How Women Quietly Power the White Nationalist Movement
Women play a crucial role in the white nationalist movement. One journalist embedded with them to learn how they were recruited and how one woman escaped.
Some of the most overlooked members of the white nationalist movement are women. It’s a purposeful choice. White nationalists cling to outdated beliefs that place women in the home and out of public view, but women also play a crucial role in softening the images of the men who promote the movement to the public.
Seyward Darby unpacks this little-seen layer in her book Sisters in Hate. She follows three women involved in the white nationalist movement. One is a former member, and the other two were still part of the movement at the time of the book’s writing. (Those two distanced themselves from Darby as her book’s subject and her lack of racism became clearer.)
It’s a worthwhile exploration of not only women’s understudied role but also of the history of white nationalist and other hate movements.
Women Have Long Played a Crucial Role in Hate Movements
One of the historical examples Darby recounts is Carolyn Bryant, who accused Emmett Till of grabbing her waist in 1955. Her husband and half-brother killed Till so gruesomely that the image of his corpse galvanized the civil rights movement. In 2018, Bryant admitted to a journalist that she lied about Till’s advances.
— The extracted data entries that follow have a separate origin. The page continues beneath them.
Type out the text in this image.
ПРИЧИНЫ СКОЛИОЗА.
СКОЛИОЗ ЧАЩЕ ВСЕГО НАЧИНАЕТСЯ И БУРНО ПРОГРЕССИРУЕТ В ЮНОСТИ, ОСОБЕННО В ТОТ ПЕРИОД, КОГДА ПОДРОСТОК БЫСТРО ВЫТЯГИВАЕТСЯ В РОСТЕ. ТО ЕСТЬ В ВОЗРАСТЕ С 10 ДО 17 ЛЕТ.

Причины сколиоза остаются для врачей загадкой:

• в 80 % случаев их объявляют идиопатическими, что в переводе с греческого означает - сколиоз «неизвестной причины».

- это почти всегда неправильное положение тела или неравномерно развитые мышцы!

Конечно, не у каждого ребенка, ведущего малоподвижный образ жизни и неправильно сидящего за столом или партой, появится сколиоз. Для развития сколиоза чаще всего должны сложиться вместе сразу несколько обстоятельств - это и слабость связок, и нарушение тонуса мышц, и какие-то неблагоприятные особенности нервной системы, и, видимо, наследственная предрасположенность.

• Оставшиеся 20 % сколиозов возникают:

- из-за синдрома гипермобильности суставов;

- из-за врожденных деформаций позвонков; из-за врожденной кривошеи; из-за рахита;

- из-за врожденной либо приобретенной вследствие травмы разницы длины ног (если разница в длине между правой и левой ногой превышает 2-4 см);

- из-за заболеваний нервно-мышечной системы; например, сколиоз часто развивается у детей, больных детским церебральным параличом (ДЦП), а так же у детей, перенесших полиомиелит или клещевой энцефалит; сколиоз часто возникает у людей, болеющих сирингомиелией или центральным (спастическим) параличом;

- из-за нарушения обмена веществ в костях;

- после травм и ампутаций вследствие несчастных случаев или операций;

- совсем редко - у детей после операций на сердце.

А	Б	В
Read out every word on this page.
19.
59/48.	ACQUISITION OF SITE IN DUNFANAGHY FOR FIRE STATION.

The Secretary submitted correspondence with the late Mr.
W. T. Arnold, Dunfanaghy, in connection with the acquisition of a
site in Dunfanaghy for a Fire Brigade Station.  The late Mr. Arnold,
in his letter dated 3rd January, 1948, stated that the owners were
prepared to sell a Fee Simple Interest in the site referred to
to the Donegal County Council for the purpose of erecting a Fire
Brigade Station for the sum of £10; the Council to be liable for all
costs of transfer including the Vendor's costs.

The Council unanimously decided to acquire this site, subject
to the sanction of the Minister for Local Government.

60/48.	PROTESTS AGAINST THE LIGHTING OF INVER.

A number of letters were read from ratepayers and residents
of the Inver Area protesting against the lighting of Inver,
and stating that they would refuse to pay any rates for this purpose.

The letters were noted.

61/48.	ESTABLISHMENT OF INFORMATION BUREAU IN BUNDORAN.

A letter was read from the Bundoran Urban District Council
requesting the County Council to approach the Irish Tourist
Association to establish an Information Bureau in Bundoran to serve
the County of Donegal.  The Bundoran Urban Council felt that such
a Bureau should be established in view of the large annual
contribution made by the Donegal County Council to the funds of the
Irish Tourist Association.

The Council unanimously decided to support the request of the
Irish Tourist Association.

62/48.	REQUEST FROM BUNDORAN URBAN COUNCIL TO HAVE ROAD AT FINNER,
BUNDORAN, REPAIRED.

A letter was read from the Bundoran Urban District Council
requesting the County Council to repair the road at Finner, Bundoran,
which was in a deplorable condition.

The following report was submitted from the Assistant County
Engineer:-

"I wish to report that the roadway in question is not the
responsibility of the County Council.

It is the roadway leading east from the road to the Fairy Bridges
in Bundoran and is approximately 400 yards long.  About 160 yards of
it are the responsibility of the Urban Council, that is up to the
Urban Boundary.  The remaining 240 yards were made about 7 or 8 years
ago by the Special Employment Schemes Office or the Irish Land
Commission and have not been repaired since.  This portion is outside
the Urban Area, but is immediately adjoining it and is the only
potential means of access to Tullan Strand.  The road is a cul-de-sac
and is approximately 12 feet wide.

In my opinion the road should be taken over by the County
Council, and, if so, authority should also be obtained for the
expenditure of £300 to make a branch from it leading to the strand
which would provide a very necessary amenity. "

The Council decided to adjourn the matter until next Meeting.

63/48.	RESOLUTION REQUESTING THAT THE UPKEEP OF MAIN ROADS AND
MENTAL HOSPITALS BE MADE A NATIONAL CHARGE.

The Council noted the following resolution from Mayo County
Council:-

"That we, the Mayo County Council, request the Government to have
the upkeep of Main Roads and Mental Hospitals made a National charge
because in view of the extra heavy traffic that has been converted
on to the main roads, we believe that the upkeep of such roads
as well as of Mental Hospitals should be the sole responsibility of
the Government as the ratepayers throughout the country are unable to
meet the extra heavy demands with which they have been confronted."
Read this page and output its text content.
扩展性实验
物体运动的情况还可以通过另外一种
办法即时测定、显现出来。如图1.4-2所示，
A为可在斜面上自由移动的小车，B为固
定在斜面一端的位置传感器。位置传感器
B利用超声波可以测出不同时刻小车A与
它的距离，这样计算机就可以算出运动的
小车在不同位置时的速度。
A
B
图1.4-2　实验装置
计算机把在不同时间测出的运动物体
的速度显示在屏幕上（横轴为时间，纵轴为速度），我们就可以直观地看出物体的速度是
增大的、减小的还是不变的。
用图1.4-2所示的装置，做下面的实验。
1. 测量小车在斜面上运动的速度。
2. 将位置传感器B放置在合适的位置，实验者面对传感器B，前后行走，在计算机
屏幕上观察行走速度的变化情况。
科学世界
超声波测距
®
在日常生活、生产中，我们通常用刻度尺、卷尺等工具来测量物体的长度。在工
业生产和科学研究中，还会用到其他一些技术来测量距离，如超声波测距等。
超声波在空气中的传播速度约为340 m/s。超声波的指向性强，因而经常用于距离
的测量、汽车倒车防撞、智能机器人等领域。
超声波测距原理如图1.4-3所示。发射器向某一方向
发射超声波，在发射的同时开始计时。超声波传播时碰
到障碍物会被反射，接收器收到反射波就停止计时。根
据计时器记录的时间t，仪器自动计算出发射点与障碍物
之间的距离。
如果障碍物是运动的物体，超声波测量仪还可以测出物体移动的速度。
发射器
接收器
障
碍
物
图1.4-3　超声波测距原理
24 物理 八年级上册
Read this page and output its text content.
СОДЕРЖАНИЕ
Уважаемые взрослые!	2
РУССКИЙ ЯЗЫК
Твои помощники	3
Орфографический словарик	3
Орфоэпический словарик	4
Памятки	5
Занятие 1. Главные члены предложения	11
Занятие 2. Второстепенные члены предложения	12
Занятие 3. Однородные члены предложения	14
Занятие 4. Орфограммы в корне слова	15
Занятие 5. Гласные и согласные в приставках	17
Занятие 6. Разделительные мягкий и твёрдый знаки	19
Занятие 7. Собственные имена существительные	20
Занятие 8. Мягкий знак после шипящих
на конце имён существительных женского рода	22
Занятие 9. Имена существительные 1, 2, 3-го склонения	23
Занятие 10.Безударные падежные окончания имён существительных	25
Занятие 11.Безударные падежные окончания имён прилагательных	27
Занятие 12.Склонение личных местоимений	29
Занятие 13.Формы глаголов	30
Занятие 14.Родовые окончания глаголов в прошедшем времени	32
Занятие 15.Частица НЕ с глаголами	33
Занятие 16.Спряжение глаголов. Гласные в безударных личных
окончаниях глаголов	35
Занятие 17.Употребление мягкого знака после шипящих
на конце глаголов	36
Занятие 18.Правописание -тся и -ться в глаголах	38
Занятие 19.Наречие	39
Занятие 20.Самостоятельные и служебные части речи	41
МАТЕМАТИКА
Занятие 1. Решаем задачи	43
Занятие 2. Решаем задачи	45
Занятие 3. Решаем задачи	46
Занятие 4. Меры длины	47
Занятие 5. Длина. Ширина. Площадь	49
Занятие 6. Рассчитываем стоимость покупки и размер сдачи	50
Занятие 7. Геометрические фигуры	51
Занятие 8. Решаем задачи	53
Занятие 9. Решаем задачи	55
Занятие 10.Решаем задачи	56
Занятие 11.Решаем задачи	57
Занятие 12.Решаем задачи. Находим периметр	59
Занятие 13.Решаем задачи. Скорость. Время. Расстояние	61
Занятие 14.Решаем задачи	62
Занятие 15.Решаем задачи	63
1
The two men who killed Till got most of the attention in the story’s retelling, but Darby saw great significance in recognizing Bryant’s role in Till’s lynching:
“It was a searing reminder of another way in which the women-are-wonderful effect is problematic: It risks blinding people to the ways in which women can be terrible. Disbelief about women’s complicity in the worst forms of bigotry stretches across time and cultures.”
Women aren’t forced to join the white nationalist movement. They choose to join it after being recruited by members who often have much in common with the women they target. White nationalists target niche communities, like trad wives or wellness influencers to appear normal. Layering racist beliefs onto wellness gurus who believe too hard in purity doesn’t always work, but it’s a surprisingly effective technique.
The women who join get more than a group of fellow racists to commiserate with. Darby quotes a historian who observed some of the reasons people joined the KKK in such large numbers:
“‘Its allures were manifold,’ writes historian Linda Gordon. ‘They included the rewards of being an insider, of belonging to a community, of expressing and acting on resentments, of participating in drama, of feeling religiously and morally righteous, of turning a profit.’”
The white nationalist organizations that built movements and became powerful offered an ecosystem that provided benefits to different parts of a member’s life. Effective organization made groups like the KKK uniquely capable of committing violence against Black Americans and getting away with it.
The combination of organization and noxious beliefs made the most successful white nationalist groups uniquely beneficial for members and dangerous for their enemies.
What About the Sexism?
Men may get the types of benefits that Gordon described, but women are given a specific place: well below white nationalist men. The movements under the alt-right umbrella believe women belong in domestic roles subservient to men. It’s part of the regressive worldview that their racism is such a prominent part of.
Men and women alike redefine obvious disparities in rights as the duties of motherhood. Foregoing a career is spun to care for a home and children. Allowing men to overrule women by default becomes a delegation of decision-making to the head of the household.
The woman who left the white nationalist movement in Darby’s book, Corinna Olsen, was happy to run an online show and blog for the white nationalist movement. But she also wanted independence rather than becoming a mother. She was useful to the movement until she clashed with fundamental beliefs that accompanied the racist beliefs.
“As Corinna’s story shows, the hate movement can sideline women who aren’t dedicated to having and raising children,” Darby wrote. “Yet it’s possible to acknowledge the rampant, persistent sexism of the far right while also giving women the credit they deserve. They aren’t being duped or forced into hate. They have agency, they make choices, and they locate power in places other than standard political authority. Whether they’re in a dominant order or a fringe crusade, women are getting something they want out of their position as mothers: validation, security, solidarity, visibility, purpose, bragging rights.”
After seeing Corinna leave the movement, it’s natural to wonder how to pull people out of it. The most tempting method—confronting them with the true unreasonableness of their beliefs—isn’t effective in extreme cases:
“The further from reality someone’s belief is, the less likely they are to course correct. In fact, trying to get them to do so can backfire spectacularly: Research shows that people sometimes double down on their misperceptions when presented with the truth.”
When Corinna failed to get the community and status she hoped to find from the white nationalists, she became an FBI informant, then left the movement. It takes a combination of failures of the movement and obvious flaws in the movement’s worldview to push ideologues out of hateful movements. Arguments only go so far—especially if people are locked into positions they arrived at without good arguments to begin with.